Effet ricochet de la loi pour la confiance dans l'économie numérique, les parlementaires examinent actuellement une modification du régime de responsabilité applicable aux services postaux, et plus exactement à la Poste. En pratique, la Poste est actuellement irresponsable pour tous les envois "non spéciaux" (recommandés, etc.). C'est à dire qu'en cas de perte ou avarie d'un colis, le cybermarchand (devenu responsable de plein droit) assume les coûts afférents à ces aléas du circuit postal.
C'est pourquoi, une modification de ce régime est actuellement envisagée dans le projet de loi sur la régulation postale (article 11). Adopté par l'Assemblée nationale en première lecture, un amendement modifie l'article L. 7 du Code des postes et communications électroniques en prévoyant que "la responsabilité des entreprises fournissant des services postaux peut être engagée à raison des seuls envois pour lesquels une preuve de distribution ou de dépôt à la demande de l'expéditeur est prévue :
1° Pour les avaries causées à l'occasion du traitement de ces envois, si dans les trois jours, non compris les jours fériés qui suivent leur distribution, le destinataire ou le client a notifié sa protestation motivée à l'entreprise fournissant le service postal ;
2° Pour les dommages directs causés par la perte de ces envois, si une preuve de dépôt peut être produite et, dans le cas où une telle preuve serait produite, si l'entreprise accomplissant le service postal ne produit pas de preuve de distribution ;
3° Pour les dommages directs causés par le retard de ces envois, si l'entreprise fournissant des services postaux a souscrit un engagement en la matière".
En pratique, les députés souhaitent ouvrir légèrement la porte de l'irresponsabilité de la Poste en souhaitant soumettre toutes les entreprises postales au même régime de responsabilité. Celle-ci demeure néanmoins fortement encadrée compte tenu des conditions imposées.

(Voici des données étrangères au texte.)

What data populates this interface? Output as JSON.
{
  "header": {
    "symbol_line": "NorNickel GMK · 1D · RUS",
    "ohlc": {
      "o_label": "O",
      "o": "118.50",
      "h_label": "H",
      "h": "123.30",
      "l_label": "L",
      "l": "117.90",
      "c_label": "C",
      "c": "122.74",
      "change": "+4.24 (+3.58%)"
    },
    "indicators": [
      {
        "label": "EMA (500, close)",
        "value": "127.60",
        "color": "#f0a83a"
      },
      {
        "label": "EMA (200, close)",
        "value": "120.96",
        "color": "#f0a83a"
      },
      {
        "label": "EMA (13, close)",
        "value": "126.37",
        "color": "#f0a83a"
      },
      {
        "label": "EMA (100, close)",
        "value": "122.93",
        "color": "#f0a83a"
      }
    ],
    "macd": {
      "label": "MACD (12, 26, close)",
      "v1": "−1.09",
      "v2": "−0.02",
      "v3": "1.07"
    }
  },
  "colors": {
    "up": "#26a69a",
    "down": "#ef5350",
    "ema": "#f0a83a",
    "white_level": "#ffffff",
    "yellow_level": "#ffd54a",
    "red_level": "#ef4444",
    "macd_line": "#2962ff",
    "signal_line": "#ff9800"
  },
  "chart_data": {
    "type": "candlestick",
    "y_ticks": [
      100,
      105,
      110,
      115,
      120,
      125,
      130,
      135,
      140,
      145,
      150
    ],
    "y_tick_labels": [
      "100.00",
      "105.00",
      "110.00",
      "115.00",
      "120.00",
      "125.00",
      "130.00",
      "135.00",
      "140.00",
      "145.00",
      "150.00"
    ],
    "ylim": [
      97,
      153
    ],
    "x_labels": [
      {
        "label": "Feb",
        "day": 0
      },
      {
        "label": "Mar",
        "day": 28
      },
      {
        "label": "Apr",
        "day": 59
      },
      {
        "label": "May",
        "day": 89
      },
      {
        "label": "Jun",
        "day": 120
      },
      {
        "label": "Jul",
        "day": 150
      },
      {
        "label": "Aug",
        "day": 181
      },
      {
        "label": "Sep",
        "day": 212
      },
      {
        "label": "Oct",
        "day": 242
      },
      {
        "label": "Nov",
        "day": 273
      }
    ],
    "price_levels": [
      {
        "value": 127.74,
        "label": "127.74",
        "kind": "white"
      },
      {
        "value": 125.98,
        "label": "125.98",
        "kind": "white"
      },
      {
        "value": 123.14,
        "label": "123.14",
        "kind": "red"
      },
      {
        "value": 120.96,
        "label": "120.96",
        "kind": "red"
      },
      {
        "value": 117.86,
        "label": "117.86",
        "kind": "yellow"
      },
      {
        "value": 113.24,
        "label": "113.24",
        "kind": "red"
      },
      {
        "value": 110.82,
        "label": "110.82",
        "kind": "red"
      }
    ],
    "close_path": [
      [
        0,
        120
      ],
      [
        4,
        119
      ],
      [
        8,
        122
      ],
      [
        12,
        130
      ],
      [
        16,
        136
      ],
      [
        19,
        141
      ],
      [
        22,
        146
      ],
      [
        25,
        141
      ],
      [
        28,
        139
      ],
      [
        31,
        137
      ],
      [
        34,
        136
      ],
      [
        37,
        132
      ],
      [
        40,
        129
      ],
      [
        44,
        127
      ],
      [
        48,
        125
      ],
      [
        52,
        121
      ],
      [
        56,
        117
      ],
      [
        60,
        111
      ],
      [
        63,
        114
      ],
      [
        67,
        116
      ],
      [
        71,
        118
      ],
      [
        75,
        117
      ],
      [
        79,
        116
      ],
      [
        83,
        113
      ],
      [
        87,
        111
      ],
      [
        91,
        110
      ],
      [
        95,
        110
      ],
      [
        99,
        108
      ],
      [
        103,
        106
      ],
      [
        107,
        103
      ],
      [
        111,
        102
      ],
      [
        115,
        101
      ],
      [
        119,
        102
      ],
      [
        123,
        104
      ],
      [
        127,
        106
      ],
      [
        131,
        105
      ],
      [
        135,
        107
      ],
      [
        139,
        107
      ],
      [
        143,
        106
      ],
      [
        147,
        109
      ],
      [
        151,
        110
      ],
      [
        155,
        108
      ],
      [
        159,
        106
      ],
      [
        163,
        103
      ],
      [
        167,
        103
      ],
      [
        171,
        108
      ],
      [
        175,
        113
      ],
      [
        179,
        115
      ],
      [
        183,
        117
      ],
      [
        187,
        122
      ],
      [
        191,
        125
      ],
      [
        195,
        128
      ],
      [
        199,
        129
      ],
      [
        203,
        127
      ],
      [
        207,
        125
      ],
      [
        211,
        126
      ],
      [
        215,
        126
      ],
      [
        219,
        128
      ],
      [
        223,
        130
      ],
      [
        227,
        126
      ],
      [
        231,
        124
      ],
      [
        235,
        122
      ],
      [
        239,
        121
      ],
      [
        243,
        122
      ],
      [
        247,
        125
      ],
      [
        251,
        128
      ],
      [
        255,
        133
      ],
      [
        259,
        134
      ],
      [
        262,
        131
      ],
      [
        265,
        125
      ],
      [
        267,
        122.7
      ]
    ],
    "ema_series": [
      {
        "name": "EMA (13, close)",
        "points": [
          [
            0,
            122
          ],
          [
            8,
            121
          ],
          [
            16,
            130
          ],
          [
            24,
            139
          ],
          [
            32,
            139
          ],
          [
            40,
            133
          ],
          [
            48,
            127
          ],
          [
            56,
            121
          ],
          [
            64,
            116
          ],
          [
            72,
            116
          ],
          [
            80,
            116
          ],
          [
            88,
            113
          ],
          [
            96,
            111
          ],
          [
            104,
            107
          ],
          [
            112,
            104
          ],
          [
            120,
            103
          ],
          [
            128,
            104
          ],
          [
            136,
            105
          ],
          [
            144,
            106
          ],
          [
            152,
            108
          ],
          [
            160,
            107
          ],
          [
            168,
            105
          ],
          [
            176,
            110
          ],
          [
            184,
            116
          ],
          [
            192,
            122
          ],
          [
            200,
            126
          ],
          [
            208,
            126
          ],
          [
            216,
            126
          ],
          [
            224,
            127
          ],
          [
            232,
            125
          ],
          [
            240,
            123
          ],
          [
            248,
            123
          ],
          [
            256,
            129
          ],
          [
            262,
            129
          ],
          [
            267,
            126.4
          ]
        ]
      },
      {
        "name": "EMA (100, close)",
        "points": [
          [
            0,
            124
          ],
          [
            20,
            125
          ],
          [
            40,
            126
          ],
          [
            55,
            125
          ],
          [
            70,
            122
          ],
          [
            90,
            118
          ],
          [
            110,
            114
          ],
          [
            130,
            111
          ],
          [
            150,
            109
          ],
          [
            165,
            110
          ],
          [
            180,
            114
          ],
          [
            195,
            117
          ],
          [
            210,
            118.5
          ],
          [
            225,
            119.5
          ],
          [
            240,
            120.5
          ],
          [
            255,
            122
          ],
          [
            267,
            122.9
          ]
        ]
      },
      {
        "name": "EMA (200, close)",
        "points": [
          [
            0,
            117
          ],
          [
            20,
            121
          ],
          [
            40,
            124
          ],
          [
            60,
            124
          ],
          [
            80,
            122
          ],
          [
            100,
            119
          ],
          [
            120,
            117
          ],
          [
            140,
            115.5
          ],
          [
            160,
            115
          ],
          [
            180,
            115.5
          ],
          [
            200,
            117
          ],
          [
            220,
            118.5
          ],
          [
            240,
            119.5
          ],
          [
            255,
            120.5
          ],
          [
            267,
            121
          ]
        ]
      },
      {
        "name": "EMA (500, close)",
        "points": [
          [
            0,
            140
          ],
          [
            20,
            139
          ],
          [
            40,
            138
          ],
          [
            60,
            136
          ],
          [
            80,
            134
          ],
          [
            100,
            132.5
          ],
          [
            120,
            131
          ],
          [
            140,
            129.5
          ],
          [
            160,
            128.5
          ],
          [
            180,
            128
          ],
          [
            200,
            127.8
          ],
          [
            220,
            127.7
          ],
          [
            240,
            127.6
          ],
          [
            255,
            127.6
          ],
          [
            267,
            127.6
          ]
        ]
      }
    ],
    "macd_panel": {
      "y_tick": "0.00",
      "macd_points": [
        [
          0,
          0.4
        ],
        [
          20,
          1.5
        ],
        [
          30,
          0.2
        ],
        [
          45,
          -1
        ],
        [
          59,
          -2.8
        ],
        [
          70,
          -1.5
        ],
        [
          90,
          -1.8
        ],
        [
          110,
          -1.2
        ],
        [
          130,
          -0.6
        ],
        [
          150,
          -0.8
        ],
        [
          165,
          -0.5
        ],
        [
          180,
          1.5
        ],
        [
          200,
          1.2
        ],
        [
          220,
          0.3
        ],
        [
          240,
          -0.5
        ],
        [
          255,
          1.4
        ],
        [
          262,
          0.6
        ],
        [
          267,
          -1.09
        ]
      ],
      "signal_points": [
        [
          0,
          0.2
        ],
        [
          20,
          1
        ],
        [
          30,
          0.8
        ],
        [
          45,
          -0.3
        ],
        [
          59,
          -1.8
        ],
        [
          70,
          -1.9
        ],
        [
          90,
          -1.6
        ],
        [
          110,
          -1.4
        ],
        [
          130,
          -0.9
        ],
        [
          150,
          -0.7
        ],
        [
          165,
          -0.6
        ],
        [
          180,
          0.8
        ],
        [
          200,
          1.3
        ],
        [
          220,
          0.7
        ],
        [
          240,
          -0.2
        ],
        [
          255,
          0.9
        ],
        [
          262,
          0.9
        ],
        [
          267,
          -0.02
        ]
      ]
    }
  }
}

En effet, le colis devra tout d'abord faire l'objet au moins d'un flashage afin d'avoir une preuve de dépôt ou de distribution. Un décret devrait être publié afin de déterminer les différents types de preuve admissible. Notamment, dans les relations entre particuliers, il sera sans doute utile qu'il tienne compte du recours de plus en plus systématique à la "lettre suivie".
Ensuite, on se rend compte qu'en cas d'avarie, l'engagement de la responsabilité est soumise à l'obligation pour le prestataire (ou le destinataire du colis) de notifier les dégâts au service postal dans les trois jours. Quid si cela n'a pas lieu : l'engagement de la responsabilité du transporteur par le vendeur ne sera pas possible. Dans ces conditions, un cyber-marchand risque d'être tenté d'insérer dans ses CGV une clause limitative de responsabilité précisant qu'en cas d'avarie, le cybermarchand est responsable que si l'avarie a été notifiée dans les trois jours au transporteur.
Une telle disposition nécessaire pour que le cybermarchand puisse faire valoir ses droits, risque de se prendre de plein fouet le principe de la responsabilité de plein droit retenu dans la LCEN.
Sans doute que le juge admettra - compte tenu du régime restrictif imposé par la loi de régulation postale - une telle exonération.
Concernant la perte du colis, le transporteur pourra se dégager de toute responsabilité s'il apporte la preuve qu'il a bien procédé à la livraison. Néanmoins, le texte n'indique pas ce qu'il faut entendre par livraison : est-ce une livraison au destinataire prévu ? En effet, une technique de fraude qui se développe est celui de la "réception sur le pallier". L'escroc attend le colis sur le pallier de la victime et se fait passer pour elle. Dans une telle situation, la livraison devra-t-elle être considérée comme effective ? Devra-t-on imposer aux sociétés de transport de procéder à une vérification d'identité ?
Enfin, une limite à cette "ouverture". Selon le texte, c'est un décret qui fixera le plafond d'indemnisation.
Au final, ce nouveau régime de responsabilité des industries postales soulève encore plus d'interrogations qu'il n'en résout. Il ne fait pas de doute que les cyber-marchands ne seront pas tous satisfaits de ces nouvelles dispositions encore en débat au moins jusqu'à l'été 2005.